If the same rule appears in both files, you have a maintenance problem. When you update one, you will forget to update the other. Team-wide rules go in AGENTS.md. Agent-specific rules go in SOUL.md. No overlap.

Related Guides

Frequently Asked Questions

What is AGENTS.md in OpenClaw?

AGENTS.md is the team-level configuration file in OpenClaw that defines how multiple agents work together. It lives at the workspace root (~/.openclaw/agents/AGENTS.md) and is read by every agent on startup. AGENTS.md contains workspace rules, communication rules, tool access definitions, handoff rules, memory rules, and scheduling rules. While SOUL.md defines who an individual agent is, AGENTS.md defines how the entire team operates as a unit.

What is a good AGENTS.md example for OpenClaw?

A good AGENTS.md example includes six sections: workspace rules (file paths and memory locations), communication rules (when agents should speak and how they reference each other with @mentions), tool access (which tools each agent is allowed to use), handoff rules (specific conditions for passing work between agents), memory rules (what to persist and where to write it), and scheduling rules (heartbeat behavior for recurring tasks). The key is specificity. Every rule should be concrete and verifiable, not vague like 'coordinate well.'

Where can I find an AGENTS.md template for OpenClaw?

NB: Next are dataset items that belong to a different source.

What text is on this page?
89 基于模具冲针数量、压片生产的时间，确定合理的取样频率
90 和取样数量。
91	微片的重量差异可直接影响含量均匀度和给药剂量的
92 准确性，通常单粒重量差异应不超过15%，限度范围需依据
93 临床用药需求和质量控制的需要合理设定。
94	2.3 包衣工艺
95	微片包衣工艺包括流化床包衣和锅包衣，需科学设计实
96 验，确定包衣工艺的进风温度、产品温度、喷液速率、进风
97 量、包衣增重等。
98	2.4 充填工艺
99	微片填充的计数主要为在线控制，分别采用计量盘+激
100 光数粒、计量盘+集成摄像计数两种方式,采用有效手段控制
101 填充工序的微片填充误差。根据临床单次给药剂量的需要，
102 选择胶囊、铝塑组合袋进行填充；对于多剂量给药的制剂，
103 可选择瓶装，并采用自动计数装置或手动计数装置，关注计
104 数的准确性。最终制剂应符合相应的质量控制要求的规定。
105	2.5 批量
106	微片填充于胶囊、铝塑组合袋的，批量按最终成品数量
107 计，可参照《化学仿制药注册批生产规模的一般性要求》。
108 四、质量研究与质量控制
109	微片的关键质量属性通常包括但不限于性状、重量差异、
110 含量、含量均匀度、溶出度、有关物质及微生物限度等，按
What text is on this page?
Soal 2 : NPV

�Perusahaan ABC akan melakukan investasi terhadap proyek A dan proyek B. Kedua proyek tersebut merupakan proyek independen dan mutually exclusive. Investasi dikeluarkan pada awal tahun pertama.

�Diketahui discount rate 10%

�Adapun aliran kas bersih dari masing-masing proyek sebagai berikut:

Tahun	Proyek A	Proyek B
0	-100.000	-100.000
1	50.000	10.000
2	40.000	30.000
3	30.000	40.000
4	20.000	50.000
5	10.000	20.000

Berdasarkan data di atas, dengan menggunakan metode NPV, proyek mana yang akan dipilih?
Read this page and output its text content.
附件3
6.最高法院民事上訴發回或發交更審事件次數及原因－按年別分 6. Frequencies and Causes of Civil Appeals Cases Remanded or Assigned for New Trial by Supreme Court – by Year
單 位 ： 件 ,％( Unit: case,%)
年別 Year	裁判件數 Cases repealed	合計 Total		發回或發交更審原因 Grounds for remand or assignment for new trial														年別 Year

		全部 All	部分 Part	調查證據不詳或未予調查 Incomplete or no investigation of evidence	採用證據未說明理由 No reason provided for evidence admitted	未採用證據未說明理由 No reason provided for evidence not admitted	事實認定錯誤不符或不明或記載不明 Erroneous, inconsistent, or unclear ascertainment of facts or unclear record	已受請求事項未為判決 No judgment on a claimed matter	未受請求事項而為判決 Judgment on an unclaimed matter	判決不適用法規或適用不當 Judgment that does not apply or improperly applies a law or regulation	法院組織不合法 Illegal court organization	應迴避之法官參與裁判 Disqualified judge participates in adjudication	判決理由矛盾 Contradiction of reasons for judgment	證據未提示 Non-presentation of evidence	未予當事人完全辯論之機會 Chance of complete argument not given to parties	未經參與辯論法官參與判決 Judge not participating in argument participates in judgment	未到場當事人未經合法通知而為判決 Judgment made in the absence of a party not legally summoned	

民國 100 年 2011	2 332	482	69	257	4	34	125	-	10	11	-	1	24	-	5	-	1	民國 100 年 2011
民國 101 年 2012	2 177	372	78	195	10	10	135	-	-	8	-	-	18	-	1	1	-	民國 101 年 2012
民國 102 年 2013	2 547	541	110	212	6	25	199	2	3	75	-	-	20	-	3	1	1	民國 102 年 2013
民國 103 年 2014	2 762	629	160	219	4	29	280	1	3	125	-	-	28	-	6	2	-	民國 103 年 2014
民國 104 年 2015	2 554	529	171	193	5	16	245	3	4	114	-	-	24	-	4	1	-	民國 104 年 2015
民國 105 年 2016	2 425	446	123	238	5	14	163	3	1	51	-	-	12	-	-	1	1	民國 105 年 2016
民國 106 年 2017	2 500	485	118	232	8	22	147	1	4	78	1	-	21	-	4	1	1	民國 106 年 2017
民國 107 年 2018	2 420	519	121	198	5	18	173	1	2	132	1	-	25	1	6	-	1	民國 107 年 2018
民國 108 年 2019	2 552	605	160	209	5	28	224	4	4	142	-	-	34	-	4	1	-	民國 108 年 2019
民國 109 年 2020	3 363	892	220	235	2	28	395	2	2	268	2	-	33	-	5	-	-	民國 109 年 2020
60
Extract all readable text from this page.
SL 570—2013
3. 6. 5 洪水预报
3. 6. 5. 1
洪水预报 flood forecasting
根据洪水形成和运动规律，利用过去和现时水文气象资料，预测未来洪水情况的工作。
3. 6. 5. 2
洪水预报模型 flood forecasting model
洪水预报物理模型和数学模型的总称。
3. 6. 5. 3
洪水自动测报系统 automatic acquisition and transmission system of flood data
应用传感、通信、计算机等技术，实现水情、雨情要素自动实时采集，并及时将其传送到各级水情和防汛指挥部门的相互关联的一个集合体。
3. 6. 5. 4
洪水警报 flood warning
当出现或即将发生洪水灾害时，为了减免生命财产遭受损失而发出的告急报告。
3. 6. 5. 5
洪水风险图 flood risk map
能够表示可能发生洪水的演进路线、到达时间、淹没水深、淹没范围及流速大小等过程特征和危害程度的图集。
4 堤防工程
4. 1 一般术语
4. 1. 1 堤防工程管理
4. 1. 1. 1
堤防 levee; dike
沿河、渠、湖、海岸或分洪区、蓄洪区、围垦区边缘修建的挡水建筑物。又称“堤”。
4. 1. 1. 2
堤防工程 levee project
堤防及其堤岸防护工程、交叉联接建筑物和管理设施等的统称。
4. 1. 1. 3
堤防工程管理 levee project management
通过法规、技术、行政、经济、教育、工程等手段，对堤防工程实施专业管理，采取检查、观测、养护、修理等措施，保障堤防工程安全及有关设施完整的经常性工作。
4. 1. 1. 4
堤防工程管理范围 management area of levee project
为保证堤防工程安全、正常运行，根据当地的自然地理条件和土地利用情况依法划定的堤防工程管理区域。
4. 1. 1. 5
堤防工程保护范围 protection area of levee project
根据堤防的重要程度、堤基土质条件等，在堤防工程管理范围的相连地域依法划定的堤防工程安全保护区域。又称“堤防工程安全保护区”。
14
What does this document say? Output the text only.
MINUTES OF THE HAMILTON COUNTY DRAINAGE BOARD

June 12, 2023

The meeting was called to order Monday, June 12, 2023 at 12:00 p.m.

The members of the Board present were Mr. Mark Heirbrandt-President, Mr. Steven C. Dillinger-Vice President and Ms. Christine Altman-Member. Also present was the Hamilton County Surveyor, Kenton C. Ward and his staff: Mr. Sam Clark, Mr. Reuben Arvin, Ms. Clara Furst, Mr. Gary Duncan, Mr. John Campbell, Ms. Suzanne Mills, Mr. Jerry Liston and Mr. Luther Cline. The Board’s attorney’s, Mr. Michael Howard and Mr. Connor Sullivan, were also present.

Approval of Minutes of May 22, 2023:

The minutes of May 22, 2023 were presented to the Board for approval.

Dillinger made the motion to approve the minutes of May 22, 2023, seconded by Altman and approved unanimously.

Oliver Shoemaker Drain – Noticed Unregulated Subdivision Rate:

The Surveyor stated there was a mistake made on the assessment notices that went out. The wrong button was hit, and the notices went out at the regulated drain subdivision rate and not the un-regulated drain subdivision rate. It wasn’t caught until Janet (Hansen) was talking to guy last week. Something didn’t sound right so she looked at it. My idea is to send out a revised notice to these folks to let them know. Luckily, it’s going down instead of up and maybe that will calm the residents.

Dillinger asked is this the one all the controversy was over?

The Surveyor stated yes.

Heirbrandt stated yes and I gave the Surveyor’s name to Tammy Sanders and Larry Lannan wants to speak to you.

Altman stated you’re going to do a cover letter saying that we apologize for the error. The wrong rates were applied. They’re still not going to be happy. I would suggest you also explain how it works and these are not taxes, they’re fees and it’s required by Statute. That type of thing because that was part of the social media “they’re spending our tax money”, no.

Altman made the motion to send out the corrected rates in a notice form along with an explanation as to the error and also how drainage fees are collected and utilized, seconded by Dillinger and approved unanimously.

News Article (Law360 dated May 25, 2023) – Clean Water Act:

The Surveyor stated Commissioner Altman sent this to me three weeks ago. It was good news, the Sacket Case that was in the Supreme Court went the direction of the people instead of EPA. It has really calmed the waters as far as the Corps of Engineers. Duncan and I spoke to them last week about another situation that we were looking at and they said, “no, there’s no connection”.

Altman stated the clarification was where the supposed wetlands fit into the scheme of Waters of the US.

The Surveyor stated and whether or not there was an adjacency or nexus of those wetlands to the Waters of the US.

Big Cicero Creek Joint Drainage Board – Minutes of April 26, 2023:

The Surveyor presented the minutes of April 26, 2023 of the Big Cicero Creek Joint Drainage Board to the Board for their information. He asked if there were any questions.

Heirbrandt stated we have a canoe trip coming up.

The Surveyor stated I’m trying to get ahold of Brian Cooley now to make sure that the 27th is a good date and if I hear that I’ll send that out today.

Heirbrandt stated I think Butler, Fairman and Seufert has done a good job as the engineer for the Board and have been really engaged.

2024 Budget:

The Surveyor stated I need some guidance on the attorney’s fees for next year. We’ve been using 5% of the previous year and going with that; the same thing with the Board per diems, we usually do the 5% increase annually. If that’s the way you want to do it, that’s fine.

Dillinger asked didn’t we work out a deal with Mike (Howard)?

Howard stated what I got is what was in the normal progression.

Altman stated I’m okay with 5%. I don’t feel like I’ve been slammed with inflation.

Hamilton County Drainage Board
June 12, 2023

This guide includes three complete AGENTS.md templates you can copy and customize: a solo agent setup, a 3-agent content team, and a 5-agent full stack team. Each template covers workspace rules, communication, tool access, handoffs, and memory. CrewClaw also ships pre-configured AGENTS.md files with every deploy package. You can browse 103 agent templates at crewclaw.com/agents, and each one includes the matching AGENTS.md configuration for its team setup.

Should I use AGENTS.md or openclaw config set for team configuration?

Use AGENTS.md for behavioral rules that shape how agents think and interact: communication patterns, handoff conditions, shared context, memory policies, and team workflows. Use openclaw config set for runtime settings that control how agents execute: model selection, temperature, token limits, API keys, and gateway ports. AGENTS.md is read by the LLM as part of its context window, so it influences agent reasoning. Config set values are consumed by the OpenClaw runtime and never reach the LLM directly. If the rule affects agent behavior, put it in AGENTS.md. If it affects infrastructure, use config set.